We’ve lived this whole decade preserving breeding, and what it has been about is strengthening the weak so that our breeds don’t disappear. And the sad caveat to that is, sometimes, something might already be too far gone to be saved—and that’s going to be the next decade. We’ll find out if a breed can’t be saved. Though we’ve seen an increase in rare breed registrations, it’s not to the point of getting off the rare breed list. Nor will they ever be. It may be to the point of litter sizes having increased, and health and wellness being much improved, but they still struggle. There are setbacks that still go along with those breeds.
For example, the Otterhound is still vulnerable to extinction. They don’t have the breeder force like the Sussex Spaniel does, for some reason. Sussex continue to see people getting involved in the breeding of the breed.
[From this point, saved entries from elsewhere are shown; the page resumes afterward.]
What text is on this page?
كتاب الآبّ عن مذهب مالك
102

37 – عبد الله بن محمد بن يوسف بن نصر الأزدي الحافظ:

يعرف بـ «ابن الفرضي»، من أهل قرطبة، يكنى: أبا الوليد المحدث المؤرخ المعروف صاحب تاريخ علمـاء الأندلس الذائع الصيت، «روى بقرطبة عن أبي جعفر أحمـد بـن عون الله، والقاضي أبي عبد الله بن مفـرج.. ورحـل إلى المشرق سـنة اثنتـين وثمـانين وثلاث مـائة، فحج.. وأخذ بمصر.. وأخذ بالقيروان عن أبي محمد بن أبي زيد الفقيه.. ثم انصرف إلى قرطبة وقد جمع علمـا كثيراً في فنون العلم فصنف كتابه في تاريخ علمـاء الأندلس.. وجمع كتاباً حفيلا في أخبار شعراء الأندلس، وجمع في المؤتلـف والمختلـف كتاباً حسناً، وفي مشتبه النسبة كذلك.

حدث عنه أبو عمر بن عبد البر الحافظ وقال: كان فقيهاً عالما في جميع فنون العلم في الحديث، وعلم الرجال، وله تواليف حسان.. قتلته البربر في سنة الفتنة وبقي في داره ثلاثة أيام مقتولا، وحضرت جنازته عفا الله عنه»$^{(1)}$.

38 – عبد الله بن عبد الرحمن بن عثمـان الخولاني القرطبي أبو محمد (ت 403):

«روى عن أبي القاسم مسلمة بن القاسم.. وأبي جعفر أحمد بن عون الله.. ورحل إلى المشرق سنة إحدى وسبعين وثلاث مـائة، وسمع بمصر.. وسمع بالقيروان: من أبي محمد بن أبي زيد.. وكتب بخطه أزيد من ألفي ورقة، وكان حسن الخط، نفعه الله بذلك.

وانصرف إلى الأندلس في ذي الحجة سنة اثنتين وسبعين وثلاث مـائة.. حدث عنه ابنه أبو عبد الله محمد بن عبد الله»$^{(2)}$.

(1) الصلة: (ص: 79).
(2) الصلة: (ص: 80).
They have people who are willing to TRY to help keep them alive.
The next 10 years will likely be the most critical in the trajectory of today’s preservation breeders. In order to achieve and maintain success in the years to come, breeders will need to understand the pathway that lies ahead.
As a breeder, you want competition and you want to continually raise the bar. When there’s two really good examples of a breed and they’re both winning, that’s really good for a breed. One winner helps the other. It works for the strength of the breed. It works for viability, and there’s no question that it’s a good thing. Plus, in rare breeds, especially, when one starts to win, the breed starts to win. Judges get brave and use them, and this can give breeders a reason to celebrate. Our work is celebrated in show rings around the globe. After all, the only way to teach other breeders and judges is to showcase the best of the best. The correct exposure to a breed will open the eyes of both judges and fellow exhibitors.
So, breeders, blaze a trail. Be that breeder who walks your own path, and blaze a trail for others to follow.